Network tasks usually require domain name resolution to obtain the IP address that needs to be accessed. The relevant strategies for domain name resolution in Workflow are as follows:
- Check whether the domain name cache has the IP address corresponding to the domain name. If there is a cache and it has not expired, use this set of IP addresses.
- Check whether the domain name is an IPv4, IPv6 address or
Unix Domain Socket
. If so, use the address directly without initiating domain name resolution. - Check whether the
hosts_path
file contains the IP address corresponding to the domain name. If so, use the address directly. - Obtain an asynchronous lock to ensure that a resolution request for the same domain name is only initiated once at the same time, and initiate a resolution request to DNS
- After successful parsing, the parsing result will be saved to the domain name cache of the current process for next use, and the asynchronous lock will be released.
- After the parsing fails, the asynchronous lock will be released and the failure reason will be notified to all tasks waiting on the same asynchronous lock. New tasks initiated after the notification is completed will request DNS again.
Many scenarios that require a large number of network requests will be equipped with a domain name caching component. If a resolution request is sent to the DNS every time a network task is initiated, the DNS will inevitably be overwhelmed. Workflow sets the cache survival time (dns_ttl_default and dns_ttl_min) to ensure that the cache will expire after a reasonable period of time and the domain name resolution results can be updated in a timely manner. When a cache item of a domain name expires, the first task found to be expired will extend its survival time by 5 seconds and initiate a resolution request to DNS. Requests on the same domain name within 5 seconds will directly use the cached DNS resolution results without waiting.
The asynchronous lock mechanism can ensure that the resolution request for the same domain name is only initiated once at the same time. Without lock protection, if a large number of network tasks are initiated for the same domain name in a short period of time, each task will be unable to be retrieved from the cache. Too many resolution request to DNS will place a large and unnecessary burden on DNS. The same domain name here represents the (host, port, family)
triplet.
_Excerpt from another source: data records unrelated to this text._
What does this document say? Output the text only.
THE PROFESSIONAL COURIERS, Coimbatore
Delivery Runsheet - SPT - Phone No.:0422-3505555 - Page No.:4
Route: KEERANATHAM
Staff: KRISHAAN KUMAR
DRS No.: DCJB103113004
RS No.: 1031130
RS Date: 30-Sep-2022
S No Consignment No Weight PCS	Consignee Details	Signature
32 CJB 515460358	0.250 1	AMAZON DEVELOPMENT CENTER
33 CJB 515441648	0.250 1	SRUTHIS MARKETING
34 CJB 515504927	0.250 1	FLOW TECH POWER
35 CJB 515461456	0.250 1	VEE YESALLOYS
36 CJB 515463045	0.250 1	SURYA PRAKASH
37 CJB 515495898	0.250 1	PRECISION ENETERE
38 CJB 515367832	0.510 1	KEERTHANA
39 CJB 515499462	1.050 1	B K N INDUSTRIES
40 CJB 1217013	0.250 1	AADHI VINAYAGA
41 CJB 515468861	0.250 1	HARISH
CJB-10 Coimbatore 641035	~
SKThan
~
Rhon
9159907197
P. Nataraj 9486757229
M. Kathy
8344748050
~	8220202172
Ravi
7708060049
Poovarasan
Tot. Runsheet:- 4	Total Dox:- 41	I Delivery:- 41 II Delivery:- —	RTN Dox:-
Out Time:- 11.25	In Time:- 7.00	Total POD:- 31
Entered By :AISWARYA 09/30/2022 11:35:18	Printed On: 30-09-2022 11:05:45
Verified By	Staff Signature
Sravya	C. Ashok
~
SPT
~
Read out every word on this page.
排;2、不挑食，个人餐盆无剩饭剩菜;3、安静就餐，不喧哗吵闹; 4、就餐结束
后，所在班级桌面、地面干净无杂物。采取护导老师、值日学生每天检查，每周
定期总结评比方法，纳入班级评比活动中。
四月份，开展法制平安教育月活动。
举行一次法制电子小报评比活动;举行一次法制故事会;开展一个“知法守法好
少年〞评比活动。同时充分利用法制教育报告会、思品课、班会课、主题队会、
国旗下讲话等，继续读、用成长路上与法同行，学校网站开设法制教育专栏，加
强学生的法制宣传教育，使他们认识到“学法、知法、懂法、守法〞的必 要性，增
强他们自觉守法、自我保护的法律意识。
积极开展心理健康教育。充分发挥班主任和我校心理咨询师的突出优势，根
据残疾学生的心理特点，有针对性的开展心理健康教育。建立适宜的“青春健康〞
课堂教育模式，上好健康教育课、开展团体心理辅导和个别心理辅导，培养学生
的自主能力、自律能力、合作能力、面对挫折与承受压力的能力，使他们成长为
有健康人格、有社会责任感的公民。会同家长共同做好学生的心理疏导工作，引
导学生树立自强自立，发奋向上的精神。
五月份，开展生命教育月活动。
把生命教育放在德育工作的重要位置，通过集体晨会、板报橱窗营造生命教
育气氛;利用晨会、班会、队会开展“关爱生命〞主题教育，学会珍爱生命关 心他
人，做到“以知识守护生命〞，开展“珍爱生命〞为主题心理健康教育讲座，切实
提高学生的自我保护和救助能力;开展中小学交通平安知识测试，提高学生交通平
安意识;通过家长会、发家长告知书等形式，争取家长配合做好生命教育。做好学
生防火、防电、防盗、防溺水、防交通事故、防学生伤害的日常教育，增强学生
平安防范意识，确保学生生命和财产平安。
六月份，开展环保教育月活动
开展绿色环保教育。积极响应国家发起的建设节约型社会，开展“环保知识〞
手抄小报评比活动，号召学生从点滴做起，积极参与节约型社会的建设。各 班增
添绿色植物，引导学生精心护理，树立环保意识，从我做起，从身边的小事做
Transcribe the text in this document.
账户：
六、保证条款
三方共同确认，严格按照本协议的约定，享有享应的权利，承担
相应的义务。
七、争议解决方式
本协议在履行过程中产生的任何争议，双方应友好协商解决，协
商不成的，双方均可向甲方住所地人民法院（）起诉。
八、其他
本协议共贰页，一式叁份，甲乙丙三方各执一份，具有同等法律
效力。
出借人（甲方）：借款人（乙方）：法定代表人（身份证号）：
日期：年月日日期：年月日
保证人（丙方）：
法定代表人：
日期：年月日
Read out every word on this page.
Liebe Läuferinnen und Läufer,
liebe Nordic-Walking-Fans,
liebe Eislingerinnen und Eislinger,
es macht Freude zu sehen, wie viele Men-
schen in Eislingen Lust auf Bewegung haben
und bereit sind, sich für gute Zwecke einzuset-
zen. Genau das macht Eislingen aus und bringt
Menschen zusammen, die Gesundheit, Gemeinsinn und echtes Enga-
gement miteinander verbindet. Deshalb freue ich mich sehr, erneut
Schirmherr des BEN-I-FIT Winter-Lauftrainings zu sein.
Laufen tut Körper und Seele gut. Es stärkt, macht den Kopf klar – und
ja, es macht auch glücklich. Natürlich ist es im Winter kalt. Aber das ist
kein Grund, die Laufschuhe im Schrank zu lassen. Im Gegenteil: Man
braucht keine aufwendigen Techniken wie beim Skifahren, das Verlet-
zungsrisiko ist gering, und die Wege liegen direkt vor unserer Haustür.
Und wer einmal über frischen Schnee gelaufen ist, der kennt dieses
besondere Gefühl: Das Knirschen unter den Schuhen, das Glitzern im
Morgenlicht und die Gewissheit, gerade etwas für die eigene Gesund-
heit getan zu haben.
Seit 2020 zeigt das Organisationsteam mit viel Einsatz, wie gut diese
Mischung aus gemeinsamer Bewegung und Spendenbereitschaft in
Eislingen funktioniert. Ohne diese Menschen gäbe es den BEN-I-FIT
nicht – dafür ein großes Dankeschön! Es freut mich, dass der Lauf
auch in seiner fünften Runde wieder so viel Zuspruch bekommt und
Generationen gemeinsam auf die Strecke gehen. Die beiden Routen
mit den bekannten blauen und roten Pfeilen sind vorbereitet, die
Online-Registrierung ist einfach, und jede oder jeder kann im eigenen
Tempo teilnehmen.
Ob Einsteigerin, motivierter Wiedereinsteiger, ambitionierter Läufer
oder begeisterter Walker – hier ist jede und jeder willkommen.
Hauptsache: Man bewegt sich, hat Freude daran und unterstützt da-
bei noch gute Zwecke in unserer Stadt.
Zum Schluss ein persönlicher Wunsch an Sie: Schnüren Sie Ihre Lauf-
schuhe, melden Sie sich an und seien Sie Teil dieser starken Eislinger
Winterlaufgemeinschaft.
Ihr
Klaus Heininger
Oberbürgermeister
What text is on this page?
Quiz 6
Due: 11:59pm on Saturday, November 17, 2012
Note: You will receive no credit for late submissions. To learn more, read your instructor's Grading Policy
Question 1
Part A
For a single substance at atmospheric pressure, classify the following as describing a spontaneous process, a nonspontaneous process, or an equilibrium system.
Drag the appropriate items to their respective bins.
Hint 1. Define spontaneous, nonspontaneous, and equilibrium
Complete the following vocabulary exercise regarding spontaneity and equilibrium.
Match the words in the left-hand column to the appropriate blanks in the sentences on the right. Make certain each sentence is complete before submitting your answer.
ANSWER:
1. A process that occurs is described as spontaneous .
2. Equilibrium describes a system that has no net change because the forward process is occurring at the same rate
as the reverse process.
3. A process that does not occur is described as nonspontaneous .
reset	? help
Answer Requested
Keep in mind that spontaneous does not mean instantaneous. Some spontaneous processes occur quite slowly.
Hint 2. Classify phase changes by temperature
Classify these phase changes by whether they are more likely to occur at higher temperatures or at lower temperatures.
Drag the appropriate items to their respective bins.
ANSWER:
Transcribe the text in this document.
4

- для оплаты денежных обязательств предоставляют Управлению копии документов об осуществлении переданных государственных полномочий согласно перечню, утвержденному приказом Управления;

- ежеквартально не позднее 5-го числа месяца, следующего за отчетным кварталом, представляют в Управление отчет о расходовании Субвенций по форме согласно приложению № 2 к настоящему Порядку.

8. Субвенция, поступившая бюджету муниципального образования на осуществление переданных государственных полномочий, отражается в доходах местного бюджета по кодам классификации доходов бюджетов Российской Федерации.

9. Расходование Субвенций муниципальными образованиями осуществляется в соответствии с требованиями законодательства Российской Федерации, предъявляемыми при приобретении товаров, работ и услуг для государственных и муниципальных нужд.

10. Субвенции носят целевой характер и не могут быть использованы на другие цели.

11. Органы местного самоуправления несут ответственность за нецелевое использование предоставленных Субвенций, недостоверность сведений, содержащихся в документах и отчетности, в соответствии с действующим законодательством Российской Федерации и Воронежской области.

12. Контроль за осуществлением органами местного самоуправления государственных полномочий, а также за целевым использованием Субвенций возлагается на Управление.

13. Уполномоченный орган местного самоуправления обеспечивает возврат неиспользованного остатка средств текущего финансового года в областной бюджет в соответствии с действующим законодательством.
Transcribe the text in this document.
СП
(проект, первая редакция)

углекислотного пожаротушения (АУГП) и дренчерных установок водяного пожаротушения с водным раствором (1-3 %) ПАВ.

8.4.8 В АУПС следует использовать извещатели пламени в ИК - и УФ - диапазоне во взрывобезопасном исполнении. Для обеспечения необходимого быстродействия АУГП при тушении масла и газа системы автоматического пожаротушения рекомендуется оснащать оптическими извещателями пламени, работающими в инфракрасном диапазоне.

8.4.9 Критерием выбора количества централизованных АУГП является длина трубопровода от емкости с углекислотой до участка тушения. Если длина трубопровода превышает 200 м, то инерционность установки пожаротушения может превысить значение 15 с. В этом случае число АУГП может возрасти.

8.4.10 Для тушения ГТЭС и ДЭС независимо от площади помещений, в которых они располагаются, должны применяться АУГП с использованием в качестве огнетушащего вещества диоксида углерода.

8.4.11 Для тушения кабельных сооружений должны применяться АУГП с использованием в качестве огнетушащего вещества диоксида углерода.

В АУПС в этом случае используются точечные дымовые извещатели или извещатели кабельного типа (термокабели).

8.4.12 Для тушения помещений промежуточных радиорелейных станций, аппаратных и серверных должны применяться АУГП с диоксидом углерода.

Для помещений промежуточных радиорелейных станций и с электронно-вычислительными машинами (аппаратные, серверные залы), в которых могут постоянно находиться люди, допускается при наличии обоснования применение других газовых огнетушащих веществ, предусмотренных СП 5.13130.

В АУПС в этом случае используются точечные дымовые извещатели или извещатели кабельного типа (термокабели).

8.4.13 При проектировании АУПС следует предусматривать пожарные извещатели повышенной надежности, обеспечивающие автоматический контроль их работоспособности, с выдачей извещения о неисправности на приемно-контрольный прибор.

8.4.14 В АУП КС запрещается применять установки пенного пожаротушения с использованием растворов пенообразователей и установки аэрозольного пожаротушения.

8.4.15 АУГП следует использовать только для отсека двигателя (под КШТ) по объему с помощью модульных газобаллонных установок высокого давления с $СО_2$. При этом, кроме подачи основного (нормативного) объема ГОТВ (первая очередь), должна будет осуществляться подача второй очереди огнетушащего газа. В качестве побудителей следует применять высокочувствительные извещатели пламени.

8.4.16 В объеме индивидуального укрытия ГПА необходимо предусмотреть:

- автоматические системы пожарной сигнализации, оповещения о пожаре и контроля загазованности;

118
If a domain name is required to only use IPv4 and IPv6 through Upstream, they will be protected by different asynchronous locks, and it is possible to request DNS at the same time.
Workflow implements a complete DNS task. If the resolv_conf_path
configuration item is specified, an asynchronous request will be used when initiating domain name resolution to DNS. Under Unix-like systems, Workflow uses /etc/resolv.conf
as the value of this configuration by default. Asynchronous domain name resolution does not block any threads or monopolize the thread pool, and can complete the task of domain name resolution more efficiently.
If resolv_conf_path
is specified as NULL
, synchronous domain name resolution will be achieved by calling the getaddrinfo
function. This method will use an independent thread pool, and the number of threads is configured through the dns_threads
parameter. If a large number of domain name resolution requests need to be initiated in a short period of time, the synchronization method will cause a large delay.